Urraca I de León
Urraca I de León, la reina olvidada que gobernó en solitario y con plenos poderes hace 900 años
Acudía allí donde su autoridad era cuestionada, impartía justicia, supervisaba a la nobleza local y consolidaba los vínculos de fidelidad. Su presencia física no solo era un instrumento de control, sino también una manifestación palpable de la soberanía
En la vasta y compleja historia de la Reconquista, pocos perfiles resultan tan determinantes y de forma tan injusta tratados por la historiografía como el de Urraca I de León. Se cumplen ahora novecientos años de su fallecimiento, acaecido el 8 de marzo de 1126 en el castillo palentino de Saldaña. Hija de Alfonso VI, el conquistador de Toledo, Urraca fue la primera mujer en ejercer la soberanía por derecho propio en la península ibérica y en el Occidente medieval.
Una sucesión forzada y un matrimonio inviable
La llegada de Urraca al trono fue el fruto de las trágicas circunstancias que diezmaron a su linaje. La prematura muerte de su hermano, el infante Sancho, en la desastrosa batalla de Uclés, frente a los almorávides, en el año 1108, dejó al anciano Alfonso VI sin un heredero varón. Conforme al derecho consuetudinario de la época, Urraca asumió la sucesión. No obstante, las presiones de la alta nobleza y la urgencia de asegurar la defensa bélica del reino forzaron su matrimonio con el rey de Aragón y Pamplona, Alfonso I el Batallador.
Aquel enlace, lejos de pacificar los territorios cristianos, desató una profunda crisis. Las evidentes incompatibilidades entre ambos monarcas y las insalvables tensiones políticas derivaron en un conflicto armado y en la eventual nulidad matrimonial, respaldada por las autoridades eclesiásticas. A partir de ese momento, Urraca asumió el gobierno en solitario, debiendo hacer frente tanto a las injerencias de Alfonso I como a la amenaza constante de los ejércitos musulmanes en la frontera sur.
El ejercicio del poder regio en la plena Edad Media exigía una presencia ininterrumpida sobre el territorio. Urraca I comprendió esta dinámica y transformó la itinerancia en su principal herramienta de gobierno. Frente a una geografía política fragmentada y sometida a continuas tensiones, la reina se desplazó de manera incesante por sus dominios. Acudía allí donde su autoridad era cuestionada, impartía justicia, supervisaba a la nobleza local y consolidaba los vínculos de fidelidad. Su presencia física no solo era un instrumento de control, sino también una manifestación palpable de la soberanía.
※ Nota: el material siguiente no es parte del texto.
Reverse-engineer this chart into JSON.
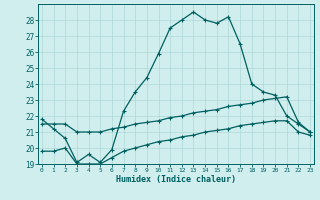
{
  "xlabel": "Humidex (Indice chaleur)",
  "background_color": "#d0eeee",
  "grid_color": "#b0d8d8",
  "line_color": "#006060",
  "x_values": [
    0,
    1,
    2,
    3,
    4,
    5,
    6,
    7,
    8,
    9,
    10,
    11,
    12,
    13,
    14,
    15,
    16,
    17,
    18,
    19,
    20,
    21,
    22,
    23
  ],
  "line1": [
    21.8,
    21.2,
    20.6,
    19.1,
    19.6,
    19.1,
    19.9,
    22.3,
    23.5,
    24.4,
    25.9,
    27.5,
    28.0,
    28.5,
    28.0,
    27.8,
    28.2,
    26.5,
    24.0,
    23.5,
    23.3,
    22.0,
    21.5,
    21.0
  ],
  "line2": [
    21.5,
    21.5,
    21.5,
    21.0,
    21.0,
    21.0,
    21.2,
    21.3,
    21.5,
    21.6,
    21.7,
    21.9,
    22.0,
    22.2,
    22.3,
    22.4,
    22.6,
    22.7,
    22.8,
    23.0,
    23.1,
    23.2,
    21.6,
    21.0
  ],
  "line3": [
    19.8,
    19.8,
    20.0,
    19.0,
    19.0,
    19.0,
    19.4,
    19.8,
    20.0,
    20.2,
    20.4,
    20.5,
    20.7,
    20.8,
    21.0,
    21.1,
    21.2,
    21.4,
    21.5,
    21.6,
    21.7,
    21.7,
    21.0,
    20.8
  ],
  "ylim": [
    19,
    29
  ],
  "xlim": [
    -0.3,
    23.3
  ],
  "yticks": [
    19,
    20,
    21,
    22,
    23,
    24,
    25,
    26,
    27,
    28
  ],
  "xticks": [
    0,
    1,
    2,
    3,
    4,
    5,
    6,
    7,
    8,
    9,
    10,
    11,
    12,
    13,
    14,
    15,
    16,
    17,
    18,
    19,
    20,
    21,
    22,
    23
  ]
}
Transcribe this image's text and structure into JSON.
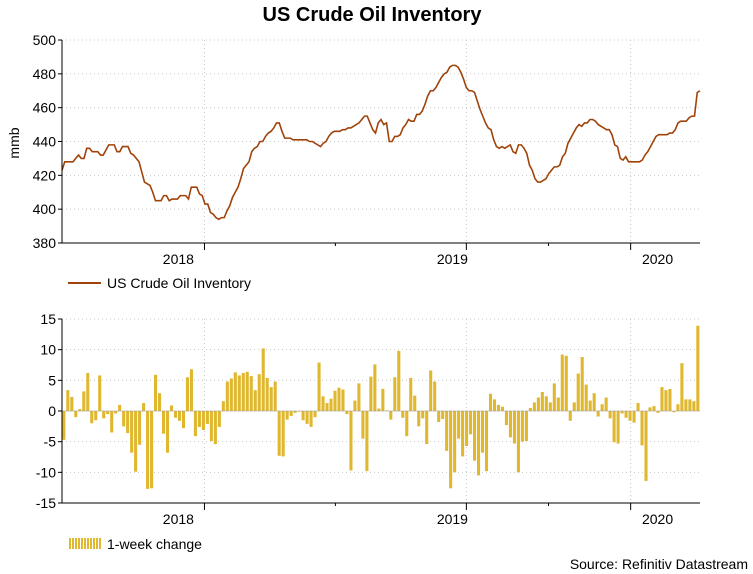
{
  "chart_data": [
    {
      "type": "line",
      "title": "US Crude Oil Inventory",
      "ylabel": "mmb",
      "xlabel": "",
      "ylim": [
        380,
        500
      ],
      "yticks": [
        "380",
        "400",
        "420",
        "440",
        "460",
        "480",
        "500"
      ],
      "xticks": [
        "2018",
        "2019",
        "2020"
      ],
      "xrange": [
        "2017-07",
        "2020-03"
      ],
      "legend": "US Crude Oil Inventory",
      "legend_position": "bottom-left",
      "color": "#a0430a",
      "series": [
        {
          "name": "US Crude Oil Inventory",
          "values": [
            423,
            428,
            428,
            428,
            428,
            430,
            432,
            430,
            430,
            436,
            436,
            434,
            434,
            434,
            432,
            432,
            435,
            438,
            438,
            438,
            434,
            434,
            437,
            437,
            437,
            433,
            432,
            430,
            428,
            422,
            416,
            415,
            414,
            410,
            405,
            405,
            405,
            408,
            408,
            405,
            406,
            406,
            406,
            408,
            408,
            408,
            406,
            413,
            413,
            413,
            409,
            408,
            403,
            403,
            398,
            397,
            395,
            394,
            395,
            395,
            399,
            402,
            407,
            410,
            413,
            418,
            424,
            426,
            428,
            434,
            436,
            437,
            440,
            440,
            443,
            445,
            446,
            448,
            451,
            451,
            446,
            442,
            442,
            442,
            441,
            441,
            441,
            441,
            441,
            441,
            440,
            440,
            439,
            438,
            437,
            439,
            440,
            443,
            445,
            446,
            446,
            446,
            447,
            447,
            448,
            448,
            449,
            450,
            451,
            453,
            455,
            455,
            451,
            447,
            445,
            451,
            453,
            450,
            451,
            440,
            440,
            443,
            443,
            444,
            448,
            450,
            453,
            452,
            452,
            456,
            456,
            458,
            462,
            467,
            470,
            470,
            472,
            475,
            478,
            480,
            481,
            484,
            485,
            485,
            484,
            481,
            477,
            472,
            470,
            470,
            469,
            464,
            459,
            455,
            451,
            448,
            447,
            441,
            437,
            436,
            437,
            436,
            437,
            438,
            434,
            433,
            438,
            438,
            436,
            433,
            426,
            423,
            418,
            416,
            416,
            417,
            418,
            421,
            423,
            425,
            425,
            426,
            431,
            433,
            439,
            442,
            445,
            448,
            450,
            449,
            451,
            451,
            453,
            453,
            452,
            450,
            449,
            448,
            447,
            447,
            444,
            438,
            437,
            430,
            429,
            431,
            428,
            428,
            428,
            428,
            428,
            429,
            432,
            434,
            437,
            440,
            443,
            444,
            444,
            444,
            444,
            445,
            445,
            447,
            451,
            452,
            452,
            452,
            454,
            455,
            455,
            469,
            470
          ]
        }
      ]
    },
    {
      "type": "bar",
      "title": "",
      "ylabel": "",
      "xlabel": "",
      "ylim": [
        -15,
        15
      ],
      "yticks": [
        "-15",
        "-10",
        "-5",
        "0",
        "5",
        "10",
        "15"
      ],
      "xticks": [
        "2018",
        "2019",
        "2020"
      ],
      "xrange": [
        "2017-07",
        "2020-03"
      ],
      "legend": "1-week change",
      "legend_position": "bottom-left",
      "color": "#e0b830",
      "series": [
        {
          "name": "1-week change",
          "values": [
            -4.7,
            3.4,
            2.3,
            -1.0,
            0.3,
            3.2,
            6.2,
            -2.0,
            -1.5,
            5.8,
            -1.2,
            -0.5,
            -3.5,
            -0.4,
            1.0,
            -2.5,
            -3.6,
            -6.8,
            -9.9,
            -5.5,
            1.3,
            -12.7,
            -12.6,
            5.9,
            2.9,
            -3.7,
            -6.8,
            0.9,
            -1.1,
            -1.6,
            -2.8,
            5.5,
            6.8,
            -4.1,
            -2.6,
            -3.1,
            -2.1,
            -4.9,
            -5.4,
            -2.6,
            1.6,
            4.8,
            5.3,
            6.3,
            5.8,
            6.2,
            6.4,
            5.7,
            3.4,
            6.0,
            10.2,
            5.4,
            3.9,
            4.8,
            -7.3,
            -7.4,
            -1.4,
            -0.8,
            -0.3,
            -0.1,
            -1.5,
            -2.1,
            -2.6,
            -1.0,
            7.9,
            2.4,
            1.3,
            2.0,
            3.3,
            3.8,
            3.5,
            -0.5,
            -9.7,
            1.7,
            4.5,
            -4.5,
            -9.8,
            5.6,
            7.6,
            0.4,
            3.6,
            0.1,
            -1.4,
            5.5,
            9.8,
            -1.1,
            -4.1,
            5.4,
            2.5,
            -2.5,
            -1.2,
            -5.4,
            6.6,
            4.8,
            -1.8,
            -1.3,
            -6.5,
            -12.6,
            -10.0,
            -4.5,
            -7.4,
            -5.7,
            -3.8,
            -8.1,
            -10.5,
            -6.8,
            -9.8,
            2.8,
            1.9,
            1.0,
            0.7,
            -2.3,
            -4.3,
            -5.3,
            -10.0,
            -5.0,
            -4.9,
            0.5,
            1.4,
            2.2,
            3.1,
            2.4,
            1.4,
            4.5,
            2.2,
            9.2,
            9.0,
            -1.6,
            1.4,
            6.1,
            8.8,
            4.3,
            1.7,
            2.9,
            -0.9,
            1.1,
            2.2,
            -1.2,
            -5.1,
            -5.3,
            -0.4,
            -1.1,
            -1.6,
            -1.9,
            1.3,
            -5.6,
            -11.4,
            0.6,
            0.8,
            -0.3,
            3.9,
            3.4,
            3.6,
            -0.2,
            1.1,
            7.8,
            1.9,
            1.9,
            1.6,
            13.9
          ]
        }
      ]
    }
  ],
  "source": "Source: Refinitiv Datastream"
}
Durante casi dos décadas, Urraca tuvo que lidiar con rebeliones internas y conjuras nobiliarias. En Galicia, debió mantener un delicado equilibrio de fuerzas aliándose con el influyente arzobispo de Santiago de Compostela, Diego Gelmírez, para frenar las ambiciones de su media hermana, la infanta Teresa de Portugal.
En Castilla, consolidó su posición apoyándose en sectores estratégicos de la aristocracia, estableciendo vínculos estrechos con figuras como el conde Pedro González de Lara. Esta capacidad diplomática para negociar treguas y liderar campañas demuestra que la monarca gobernó, en todos los aspectos prácticos, con las mismas prerrogativas y exigencias que cualquier rey de su tiempo.
Un trágico final y el peso de la «leyenda negra»
Los últimos meses de vida de la reina estuvieron marcados por un retiro forzoso de la primera línea de la actividad itinerante. Las fuentes históricas documentan que, hacia el verano de 1125, Urraca limitó sus desplazamientos y se estableció en el entorno de León y Tierra de Campos, delegando algunas operaciones militares en sus aliados. La causa de esta inmovilidad, según recoge el Chronicon Compostellanum, fue un embarazo de alto riesgo. A sus cuarenta y cinco años, una edad considerada avanzada para la época, la reina esperaba un hijo, fruto de su relación con el conde de Lara.
El parto tuvo un desenlace fatal y Urraca I falleció en Saldaña. A partir de ese momento, comenzó a forjarse una perjudicial leyenda negra a su alrededor. Las crónicas contemporáneas, apresuradas por legitimar el rápido y tenso acceso al trono de su hijo legítimo, Alfonso VII el Emperador, despacharon su muerte con severidad. Juzgaron a la reina con dureza, tildando su reinado de «tiránico» y censurando su vida personal.
Este relato, perpetuado desde el siglo XIII, la relegó en la memoria histórica, presentándola como una figura carente de agenda política, cuando la realidad documental evidencia a una estadista que logró preservar la integridad de la corona frente a un sinfín de adversidades.